Friday, June 25, 2010

The Age of Crusades


24 February, 2010.

Dear Sachin,

One could feel the anguish that you have in yourself for not having driven your team to a major tournament victory or in other words to a major victory that you have so longed for. It’s awful to find oneself at a stage where one is compared to God. You must have found it hard to visualize a situation in which gods are expected to perform, to show their power; we live in the age of paradoxes: Ever heard Leo Tolstoy getting a Nobel or even Gandhi making up to it? Ever heard Pablo Picasso gathering alms in the form of State awards? Do we now hear the names of greats like Pete Sampras, the one who broke many records in getting prizes? What would possibly make us believe that greatness one is not born with greatness one cometh through the passage of time? It’s inspiring like the flow of a river that makes fertile all the land that comes in its way. I had always rebuked telepathy as something of having a metaphysical nature, something outrageous to human intelligence. And yet, I feel that inspiration is such a telepathy that crosses millions of brains in a fraction of second. How would one otherwise justify a person having no nearness to a certain sport (at least in the present) getting inspired with a thought of living a moment of pure obsession, and him getting all bliss, whatsoever is his share, juggling through the analysis of a certain Match.

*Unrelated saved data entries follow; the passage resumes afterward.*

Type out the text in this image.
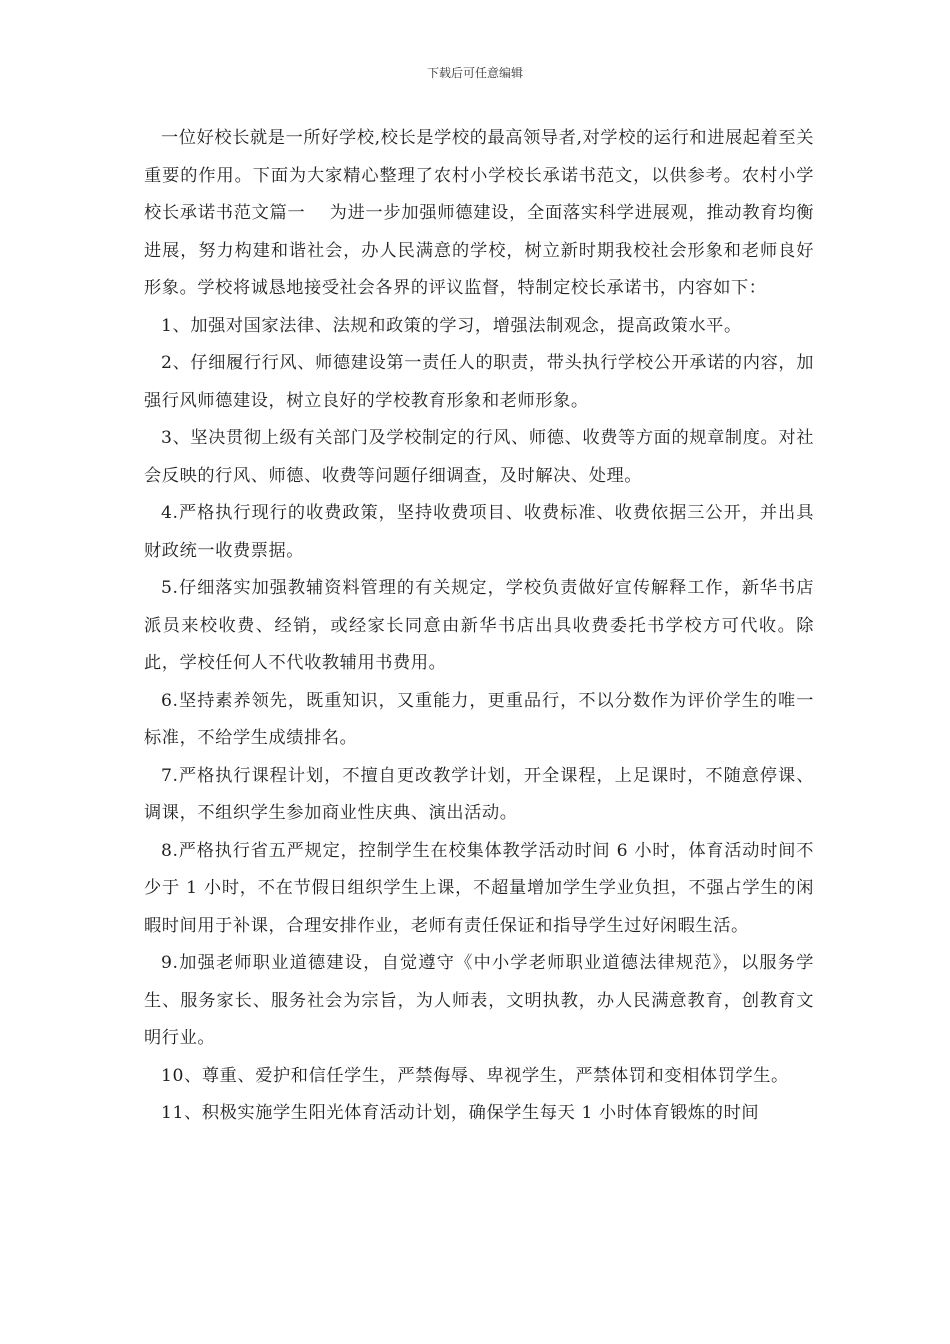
下载后可任意编辑

一位好校长就是一所好学校,校长是学校的最高领导者,对学校的运行和进展起着至关重要的作用。下面为大家精心整理了农村小学校长承诺书范文，以供参考。农村小学校长承诺书范文篇一　 为进一步加强师德建设，全面落实科学进展观，推动教育均衡进展，努力构建和谐社会，办人民满意的学校，树立新时期我校社会形象和老师良好形象。学校将诚恳地接受社会各界的评议监督，特制定校长承诺书，内容如下：

1、加强对国家法律、法规和政策的学习，增强法制观念，提高政策水平。

2、仔细履行行风、师德建设第一责任人的职责，带头执行学校公开承诺的内容，加强行风师德建设，树立良好的学校教育形象和老师形象。

3、坚决贯彻上级有关部门及学校制定的行风、师德、收费等方面的规章制度。对社会反映的行风、师德、收费等问题仔细调查，及时解决、处理。

4.严格执行现行的收费政策，坚持收费项目、收费标准、收费依据三公开，并出具财政统一收费票据。

5.仔细落实加强教辅资料管理的有关规定，学校负责做好宣传解释工作，新华书店派员来校收费、经销，或经家长同意由新华书店出具收费委托书学校方可代收。除此，学校任何人不代收教辅用书费用。

6.坚持素养领先，既重知识，又重能力，更重品行，不以分数作为评价学生的唯一标准，不给学生成绩排名。

7.严格执行课程计划，不擅自更改教学计划，开全课程，上足课时，不随意停课、调课，不组织学生参加商业性庆典、演出活动。

8.严格执行省五严规定，控制学生在校集体教学活动时间 6 小时，体育活动时间不少于 1 小时，不在节假日组织学生上课，不超量增加学生学业负担，不强占学生的闲暇时间用于补课，合理安排作业，老师有责任保证和指导学生过好闲暇生活。

9.加强老师职业道德建设，自觉遵守《中小学老师职业道德法律规范》，以服务学生、服务家长、服务社会为宗旨，为人师表，文明执教，办人民满意教育，创教育文明行业。

10、尊重、爱护和信任学生，严禁侮辱、卑视学生，严禁体罚和变相体罚学生。

11、积极实施学生阳光体育活动计划，确保学生每天 1 小时体育锻炼的时间
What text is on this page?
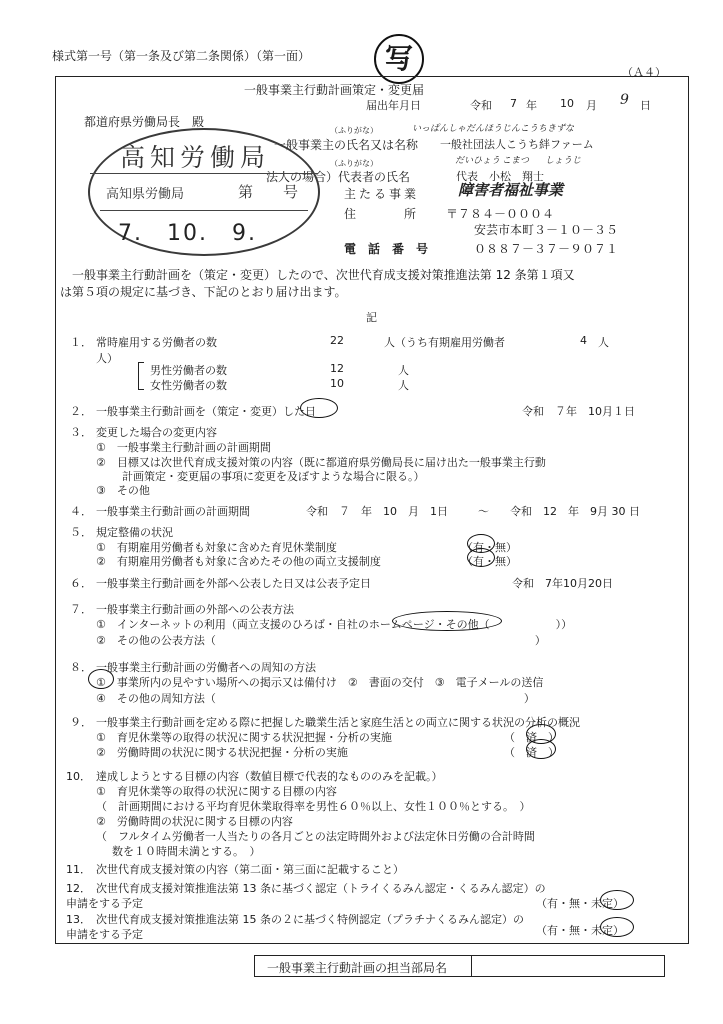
様式第一号（第一条及び第二条関係）（第一面）	写	（Ａ４）
一般事業主行動計画策定・変更届
届出年月日	令和 7 年 10 月 9 日
都道府県労働局長　殿
（ふりがな）	いっぱんしゃだんほうじんこうちきずな
一般事業主の氏名又は名称 一般社団法人こうち絆ファーム
（ふりがな）	だいひょう こまつ しょうじ
法人の場合）代表者の氏名	代表　小松　翔士
主たる事業	障害者福祉事業
住　　　　所 〒７８４－０００４
安芸市本町３－１０－３５
電　話　番　号	０８８７－３７－９０７１
高知労働局
高知県労働局	第　　号
7.　10.　9.
　一般事業主行動計画を（策定・変更）したので、次世代育成支援対策推進法第 12 条第１項又
は第５項の規定に基づき、下記のとおり届け出ます。
記
１． 常時雇用する労働者の数	22	人（うち有期雇用労働者	4 人
人）
男性労働者の数	12	人
女性労働者の数	10	人
２． 一般事業主行動計画を（策定・変更）した日	令和　７年　10月１日
３． 変更した場合の変更内容
①　一般事業主行動計画の計画期間
②　目標又は次世代育成支援対策の内容（既に都道府県労働局長に届け出た一般事業主行動
計画策定・変更届の事項に変更を及ぼすような場合に限る。）
③　その他
４． 一般事業主行動計画の計画期間	令和　７　年　10　月　1日	～ 令和　12　年　9月 30 日
５． 規定整備の状況
①　有期雇用労働者も対象に含めた育児休業制度	（有・無）
②　有期雇用労働者も対象に含めたその他の両立支援制度	（有・無）
６． 一般事業主行動計画を外部へ公表した日又は公表予定日	令和　7年10月20日
７． 一般事業主行動計画の外部への公表方法
①　インターネットの利用（両立支援のひろば・自社のホームページ・その他（　　　　　　））
②　その他の公表方法（　　　　　　　　　　　　　　　　　　　　　　　　　　　　　）
８． 一般事業主行動計画の労働者への周知の方法
①　事業所内の見やすい場所への掲示又は備付け　②　書面の交付　③　電子メールの送信
④　その他の周知方法（　　　　　　　　　　　　　　　　　　　　　　　　　　　　）
９． 一般事業主行動計画を定める際に把握した職業生活と家庭生活との両立に関する状況の分析の概況
①　育児休業等の取得の状況に関する状況把握・分析の実施	（　済　）
②　労働時間の状況に関する状況把握・分析の実施	（　済　）
10． 達成しようとする目標の内容（数値目標で代表的なもののみを記載。）
①　育児休業等の取得の状況に関する目標の内容
（　計画期間における平均育児休業取得率を男性６０％以上、女性１００％とする。　）
②　労働時間の状況に関する目標の内容
（　フルタイム労働者一人当たりの各月ごとの法定時間外および法定休日労働の合計時間
数を１０時間未満とする。　）
11． 次世代育成支援対策の内容（第二面・第三面に記載すること）
12． 次世代育成支援対策推進法第 13 条に基づく認定（トライくるみん認定・くるみん認定）の
申請をする予定	（有・無・未定）
13． 次世代育成支援対策推進法第 15 条の２に基づく特例認定（プラチナくるみん認定）の
申請をする予定	（有・無・未定）
一般事業主行動計画の担当部局名
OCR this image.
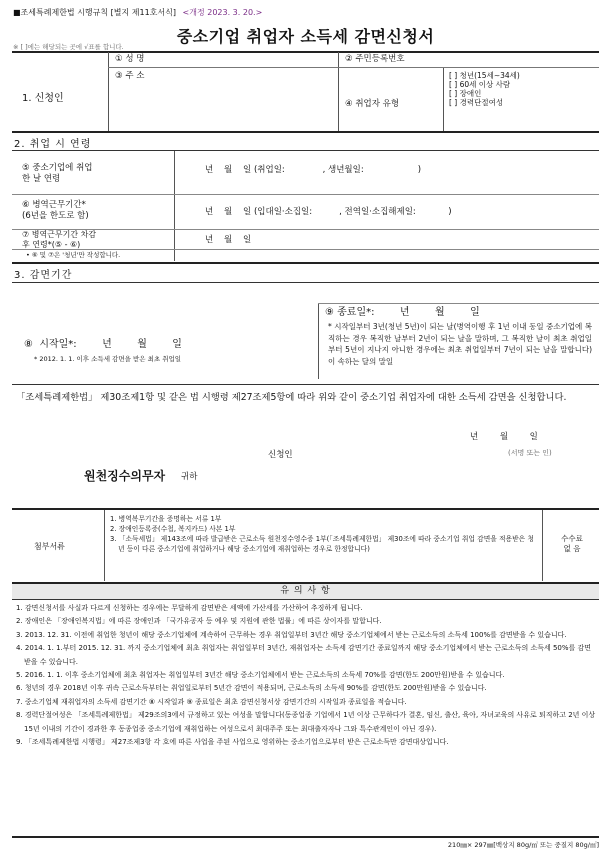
■조세특례제한법 시행규칙 [별지 제11호서식] <개정 2023. 3. 20.>
중소기업 취업자 소득세 감면신청서
※ [ ]에는 해당되는 곳에 √표를 합니다.
1. 신청인
① 성 명
③ 주 소
② 주민등록번호
④ 취업자 유형
[ ] 청년(15세∼34세)
[ ] 60세 이상 사람
[ ] 장애인
[ ] 경력단절여성
2. 취업 시 연령
⑤ 중소기업에 취업
한 날 연령
년    월    일 (취업일:              , 생년월일:                    )
⑥ 병역근무기간*
(6년을 한도로 함)	년    월    일 (입대일·소집일:          , 전역일·소집해제일:            )
⑦ 병역근무기간 차감
후 연령*(⑤ - ⑥)	년    월    일
• ⑥ 및 ⑦은 '청년'만 작성합니다.
3. 감면기간
⑧  시작일*:        년        월        일
* 2012. 1. 1. 이후 소득세 감면을 받은 최초 취업일
⑨ 종료일*:        년        월        일
* 시작일부터 3년(청년 5년)이 되는 날(병역이행 후 1년 이내 동일 중소기업에 복직하는 경우 복직한 날부터 2년이 되는 날을 말하며, 그 복직한 날이 최초 취업일부터 5년이 지나지 아니한 경우에는 최초 취업일부터 7년이 되는 날을 말합니다)이 속하는 달의 말일
「조세특례제한법」 제30조제1항 및 같은 법 시행령 제27조제5항에 따라 위와 같이 중소기업 취업자에 대한 소득세 감면을 신청합니다.
년        월        일
신청인	(서명 또는 인)
원천징수의무자 귀하
첨부서류
1. 병역복무기간을 증명하는 서류 1부
2. 장애인등록증(수첩, 복지카드) 사본 1부
3. 「소득세법」 제143조에 따라 발급받은 근로소득 원천징수영수증 1부(「조세특례제한법」 제30조에 따라 중소기업 취업 감면을 적용받은 청년 등이 다른 중소기업에 취업하거나 해당 중소기업에 재취업하는 경우로 한정합니다)
수수료
없 음
유 의 사 항

1. 감면신청서를 사실과 다르게 신청하는 경우에는 무달하게 감면받은 세액에 가산세를 가산하여 추징하게 됩니다.

2. 장애인은 「장애인복지법」에 따른 장애인과 「국가유공자 등 예우 및 지원에 관한 법률」에 따른 상이자를 말합니다.

3. 2013. 12. 31. 이전에 취업한 청년이 해당 중소기업체에 계속하여 근무하는 경우 취업일부터 3년간 해당 중소기업체에서 받는 근로소득의 소득세 100%를 감면받을 수 있습니다.

4. 2014. 1. 1.부터 2015. 12. 31. 까지 중소기업체에 최초 취업자는 취업일부터 3년간, 재취업자는 소득세 감면기간 종료일까지 해당 중소기업체에서 받는 근로소득의 소득세 50%를 감면받을 수 있습니다.

5. 2016. 1. 1. 이후 중소기업체에 최초 취업자는 취업일부터 3년간 해당 중소기업체에서 받는 근로소득의 소득세 70%를 감면(한도 200만원)받을 수 있습니다.

6. 청년의 경우 2018년 이후 귀속 근로소득부터는 취업일로부터 5년간 감면이 적용되며, 근로소득의 소득세 90%를 감면(한도 200만원)받을 수 있습니다.

7. 중소기업체 재취업자의 소득세 감면기간 ⑧ 시작일과 ⑨ 종료일은 최초 감면신청서상 감면기간의 시작일과 종료일을 적습니다.

8. 경력단절여성은 「조세특례제한법」 제29조의3에서 규정하고 있는 여성을 말합니다(동종업종 기업에서 1년 이상 근무하다가 결혼, 임신, 출산, 육아, 자녀교육의 사유로 퇴직하고 2년 이상 15년 이내의 기간이 경과한 후 동종업종 중소기업에 재취업하는 여성으로서 최대주주 또는 최대출자자나 그와 특수관계인이 아닌 경우).

9. 「조세특례제한법 시행령」 제27조제3항 각 호에 따른 사업을 주된 사업으로 영위하는 중소기업으로부터 받은 근로소득만 감면대상입니다.

210㎜× 297㎜[백상지 80g/㎡ 또는 중질지 80g/㎡]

In my country, we never mix professionalism with vocation. The former is either considered a sacrilege of certain traditional values or something only to a group of highly privileged individuals. You changed its definition, you made it a part of sports; a domain that badly required it. Today India’s greatness in not counted in terms of its prosperity, and it’s awful, it’s counted in terms of culture that this country brings into the global scene. A sport, mainly cricket, has become a part of the popular imagination. Sachin has played his role. A country that is terminally sick and badly needs a surgery and where every professional success is required to pass through personnel whims, a high level of perfection still exists, it’s impeccable and hence beyond the reach of any personnel bias. Cricket and, up to a certain extent, Bollywood have guided India through what could be considered as a self inflicted poverty. These two domains have had a far superior ideological reach than any popular ideology itself. And yet, they required a certain catalyst to be considered as religions (in the sense that Opium held for Marx). Bollywood, however saw many a demi-gods, Cricket never saw it till the arrival of Tendulkar.

Recently, a cricketer made a comment that Tendulkar was born to play cricket. This notion was to my mind highly reducing, he was born to live like any other mortal sole, and then die. The choice that he made was certainly complicated as he not being a part of generation that had played cricket: in India, dynasty means a lot. So, the choice was not only a difficult one, but it also would have complicated the otherwise smooth ideology of a middle class family; take birth, work and then rest. The expression becomes self explanatory when Tendulkar says that he would make his bat work in a certain way.